This tutorial describes how to run GSFA on LUHMES CROP-seq data after preprocessing.

0.1 Analysis scripts

  • R script: /project2/xinhe/yifan/Factor_analysis/LUHMES/run_gsfa_negctrl.R
  • sbatch script: /project2/xinhe/yifan/Factor_analysis/LUHMES/gsfa_negctrl_job.sbatch

0.2 Necessary packages

library(data.table)
library(tidyverse)
library(GSFA)

0.3 GSFA inputs

Processed gene expression matrix: /project2/xinhe/yifan/Factor_analysis/LUHMES/processed_data/deviance_residual.merged_top_6k.corrected_4.scaled.rds

Binarized perturbation matrix: /project2/xinhe/yifan/Factor_analysis/LUHMES/processed_data/merged_metadata.rds

0.4 GSFA settings

In fit_gsfa_multivar(), we specify 20 factors initialized from truncated SVD and run Gibbs sampling for 3000 iterations, with the posterior mean estimates computed over the last 1000 iterations of samples.

We further calibrate the differential effects of gRNA targets by subtracting the raw coefficients (beta's) of gRNAs by the beta of the negative control group ("Nontargeting").

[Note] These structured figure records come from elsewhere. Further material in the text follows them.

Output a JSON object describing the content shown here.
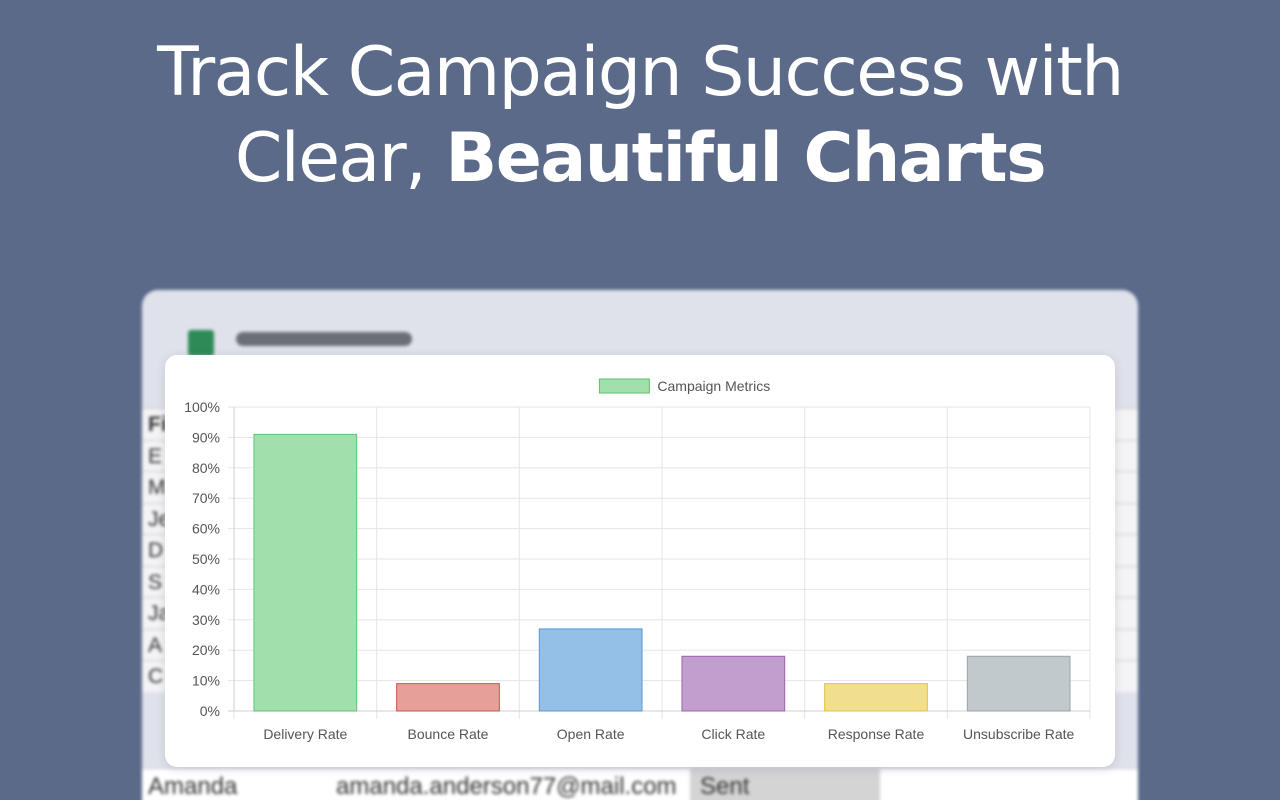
{
  "headline": {
    "line1": "Track Campaign Success with",
    "line2_light": "Clear, ",
    "line2_bold": "Beautiful Charts"
  },
  "background_sheet": {
    "row_initials": [
      "Fi",
      "E",
      "M",
      "Je",
      "D",
      "S",
      "Ja",
      "A",
      "C"
    ],
    "last_row": {
      "name": "Amanda",
      "email": "amanda.anderson77@mail.com",
      "status": "Sent"
    },
    "colors": {
      "app_icon": "#2e8b57"
    }
  },
  "chart_data": {
    "type": "bar",
    "legend": {
      "label": "Campaign Metrics",
      "position": "top-center"
    },
    "categories": [
      "Delivery Rate",
      "Bounce Rate",
      "Open Rate",
      "Click Rate",
      "Response Rate",
      "Unsubscribe Rate"
    ],
    "values": [
      91,
      9,
      27,
      18,
      9,
      18
    ],
    "unit": "%",
    "ylim": [
      0,
      100
    ],
    "yticks": [
      0,
      10,
      20,
      30,
      40,
      50,
      60,
      70,
      80,
      90,
      100
    ],
    "ytick_labels": [
      "0%",
      "10%",
      "20%",
      "30%",
      "40%",
      "50%",
      "60%",
      "70%",
      "80%",
      "90%",
      "100%"
    ],
    "grid": true,
    "bar_fill_colors": [
      "#a1dfad",
      "#e6a099",
      "#94bfe6",
      "#c29ecf",
      "#f2de8f",
      "#c2c9cc"
    ],
    "bar_border_colors": [
      "#5cc271",
      "#cc5247",
      "#5799d4",
      "#9a62b0",
      "#e5c23d",
      "#9aa4a8"
    ],
    "legend_fill": "#a1dfad",
    "legend_border": "#5cc271"
  }
}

This is done by setting the options use_neg_control = T and neg_control_index = negctrl_index in fit_gsfa_multivar().

0.5 Computational requirements

This process is both time and memory intensive. We recommend submitting the R script as an sbatch job to a high performance computing cluster that can guarantee 50GB memory and 3.5 hours of runtime without interruption.